All this may seem very abstract, but the twofold structure of failure and interstice help understand the fundamental choices made by Game, for instance why he writes in French, which is not his mother tongue –that would rather be Mexican or English––or why he still considers himself a writer, although his work has become resolutely multimedia––in the interstitial sense of the word: Game does not combine media, he questions which gaps appear when moving from one medium to another. In the former case, the very obstacles raised by the French language, which Game considers inferior to English (English never made him stutter, metaphorically speaking), continue to trigger new forms of writing, probably more than the superior (more elastic, less rigid) verbal structures of English would permit him to invent. In the latter case, the same observation applies: language may seem inferior to the countless opportunities of cinema, which can for instance combine fixity and mobility within a single shot, yet it is the very weakness of language that is the ideal starting point of a critical and open use of an artistic medium, not only within the field of literature, but also in that of cinema, among others. Cinema changes when one tries to move from words to images, and so does photography or the staging of a public reading.

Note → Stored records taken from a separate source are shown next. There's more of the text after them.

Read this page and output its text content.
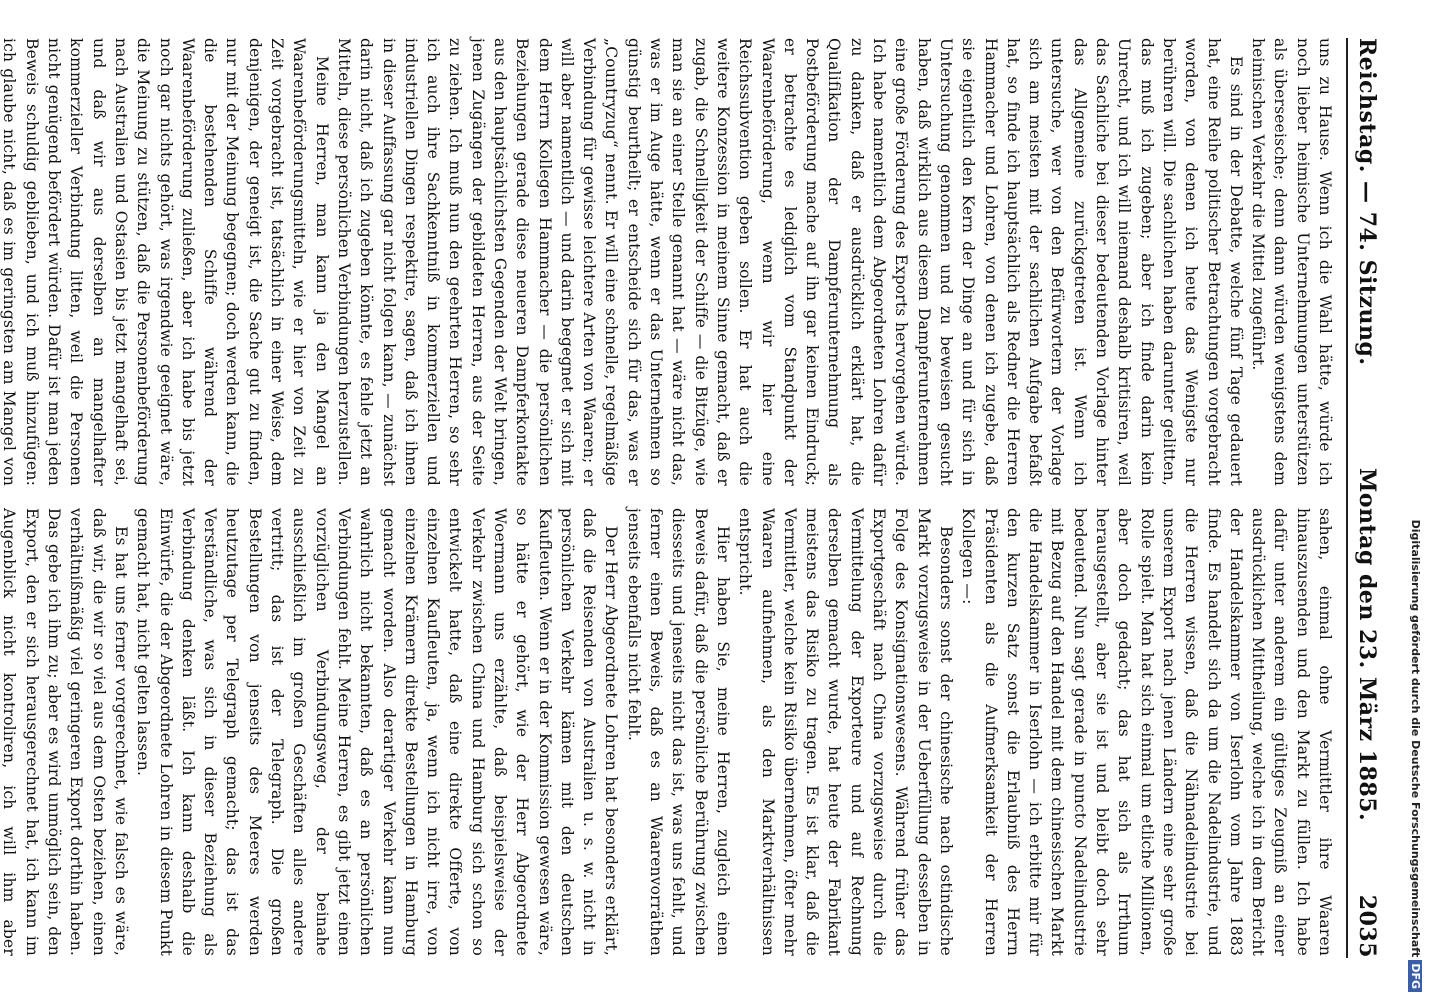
Reichstag. — 74. Sitzung.
Montag den 23. März 1885.
2035

uns zu Hause. Wenn ich die Wahl hätte, würde ich noch lieber heimische Unternehmungen unterstützen als überseeische; denn dann würden wenigstens dem heimischen Verkehr die Mittel zugeführt.

Es sind in der Debatte, welche fünf Tage gedauert hat, eine Reihe politischer Betrachtungen vorgebracht worden, von denen ich heute das Wenigste nur berühren will. Die sachlichen haben darunter gelitten, das muß ich zugeben; aber ich finde darin kein Unrecht, und ich will niemand deshalb kritisiren, weil das Sachliche bei dieser bedeutenden Vorlage hinter das Allgemeine zurückgetreten ist. Wenn ich untersuche, wer von den Befürwortern der Vorlage sich am meisten mit der sachlichen Aufgabe befaßt hat, so finde ich hauptsächlich als Redner die Herren Hammacher und Lohren, von denen ich zugebe, daß sie eigentlich den Kern der Dinge an und für sich in Untersuchung genommen und zu beweisen gesucht haben, daß wirklich aus diesem Dampferunternehmen eine große Förderung des Exports hervorgehen würde. Ich habe namentlich dem Abgeordneten Lohren dafür zu danken, daß er ausdrücklich erklärt hat, die Qualifikation der Dampferunternehmung als Postbeförderung mache auf ihn gar keinen Eindruck; er betrachte es lediglich vom Standpunkt der Waarenbeförderung, wenn wir hier eine Reichssubvention geben sollen. Er hat auch die weitere Konzession in meinem Sinne gemacht, daß er zugab, die Schnelligkeit der Schiffe — die Bitzüge, wie man sie an einer Stelle genannt hat — wäre nicht das, was er im Auge hätte, wenn er das Unternehmen so günstig beurtheilt; er entscheide sich für das, was er „Countryzug“ nennt. Er will eine schnelle, regelmäßige Verbindung für gewisse leichtere Arten von Waaren; er will aber namentlich — und darin begegnet er sich mit dem Herrn Kollegen Hammacher — die persönlichen Beziehungen gerade diese neueren Dampferkontakte aus den hauptsächlichsten Gegenden der Welt bringen, jenen Zugängen der gebildeten Herren, aus der Seite zu ziehen. Ich muß nun den geehrten Herren, so sehr ich auch ihre Sachkenntniß in kommerziellen und industriellen Dingen respektire, sagen, daß ich ihnen in dieser Auffassung gar nicht folgen kann, — zunächst darin nicht, daß ich zugeben könnte, es fehle jetzt an Mitteln, diese persönlichen Verbindungen herzustellen.

Meine Herren, man kann ja den Mangel an Waarenbeförderungsmitteln, wie er hier von Zeit zu Zeit vorgebracht ist, tatsächlich in einer Weise, dem denjenigen, der geneigt ist, die Sache gut zu finden, nur mit der Meinung begegnen; doch werden kann, die die bestehenden Schiffe während der Waarenbeförderung zuließen, aber ich habe bis jetzt noch gar nichts gehört, was irgendwie geeignet wäre, die Meinung zu stützen, daß die Personenbeförderung nach Australien und Ostasien bis jetzt mangelhaft sei, und daß wir aus derselben an mangelhafter kommerzieller Verbindung litten, weil die Personen nicht genügend befördert würden. Dafür ist man jeden Beweis schuldig geblieben, und ich muß hinzufügen: ich glaube nicht, daß es im geringsten am Mangel von

sahen, einmal ohne Vermittler ihre Waaren hinauszusenden und den Markt zu füllen. Ich habe dafür unter anderem ein gültiges Zeugniß an einer ausdrücklichen Mittheilung, welche ich in dem Bericht der Handelskammer von Iserlohn vom Jahre 1883 finde. Es handelt sich da um die Nadelindustrie, und die Herren wissen, daß die Nähnadelindustrie bei unserem Export nach jenen Ländern eine sehr große Rolle spielt. Man hat sich einmal um etliche Millionen, aber doch gedacht; das hat sich als Irrthum herausgestellt, aber sie ist und bleibt doch sehr bedeutend. Nun sagt gerade in puncto Nadelindustrie mit Bezug auf den Handel mit dem chinesischen Markt die Handelskammer in Iserlohn — ich erbitte mir für den kurzen Satz sonst die Erlaubniß des Herrn Präsidenten als die Aufmerksamkeit der Herren Kollegen —:

Besonders sonst der chinesische nach ostindische Markt vorzugsweise in der Ueberfüllung desselben in Folge des Konsignationswesens. Während früher das Exportgeschäft nach China vorzugsweise durch die Vermittelung der Exporteure und auf Rechnung derselben gemacht wurde, hat heute der Fabrikant meistens das Risiko zu tragen. Es ist klar, daß die Vermittler, welche kein Risiko übernehmen, öfter mehr Waaren aufnehmen, als den Marktverhältnissen entspricht.

Hier haben Sie, meine Herren, zugleich einen Beweis dafür, daß die persönliche Berührung zwischen diesseits und jenseits nicht das ist, was uns fehlt, und ferner einen Beweis, daß es an Waarenvorräthen jenseits ebenfalls nicht fehlt.

Der Herr Abgeordnete Lohren hat besonders erklärt, daß die Reisenden von Australien u. s. w. nicht in persönlichen Verkehr kämen mit den deutschen Kaufleuten. Wenn er in der Kommission gewesen wäre, so hätte er gehört, wie der Herr Abgeordnete Woermann uns erzählte, daß beispielsweise der Verkehr zwischen China und Hamburg sich schon so entwickelt hatte, daß eine direkte Offerte, von einzelnen Kaufleuten, ja, wenn ich nicht irre, von einzelnen Krämern direkte Bestellungen in Hamburg gemacht worden. Also derartiger Verkehr kann nun wahrlich nicht bekannten, daß es an persönlichen Verbindungen fehlt. Meine Herren, es gibt jetzt einen vorzüglichen Verbindungsweg, der beinahe ausschließlich im großen Geschäften alles andere vertritt; das ist der Telegraph. Die großen Bestellungen von jenseits des Meeres werden heutzutage per Telegraph gemacht; das ist das Verständliche, was sich in dieser Beziehung als Verbindung denken läßt. Ich kann deshalb die Einwürfe, die der Abgeordnete Lohren in diesem Punkt gemacht hat, nicht gelten lassen.

Es hat uns ferner vorgerechnet, wie falsch es wäre, daß wir, die wir so viel aus dem Osten beziehen, einen verhältnißmäßig viel geringeren Export dorthin haben. Das gebe ich ihm zu; aber es wird unmöglich sein, den Export, den er sich herausgerechnet hat, ich kann im Augenblick nicht kontroliren, ich will ihm aber	Digitalisierung gefördert durch die Deutsche ForschungsgemeinschaftDFG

Game’s critical self-reflection pushes these barriers even further. The author explains, comments, exposes while at the same time casting new shadows. His voice never speaks alone. Hence, the preference given to the interview form (also to be read in plural: the tone of the book shifts from the almost colloquial to the rather high-brow, both always a little bit of tongue in cheek). Hence, also to refusal to work toward final or definite conclusions as well as the desire to blur the boundaries between the position of the interviewer and that of the interviewee, most clearly shown, but not exclusively, in the various self-interviews, with a nod and a wink to Godard.
INTR/ANSITIF can be read as a highly personal summary of some of the most important debates of the contemporary art scene, and the book does an excellent job in this regard. Yet its real importance lies elsewhere. It bridges the gap between theory and practice, by producing examples of “creative criticism” that do not abandon their own theoretical ambitions and thus gaining the advantage of keeping a paradoxical distance, obviously another form of interstice, between the work of art and the discourse that aims at disclosing its essence.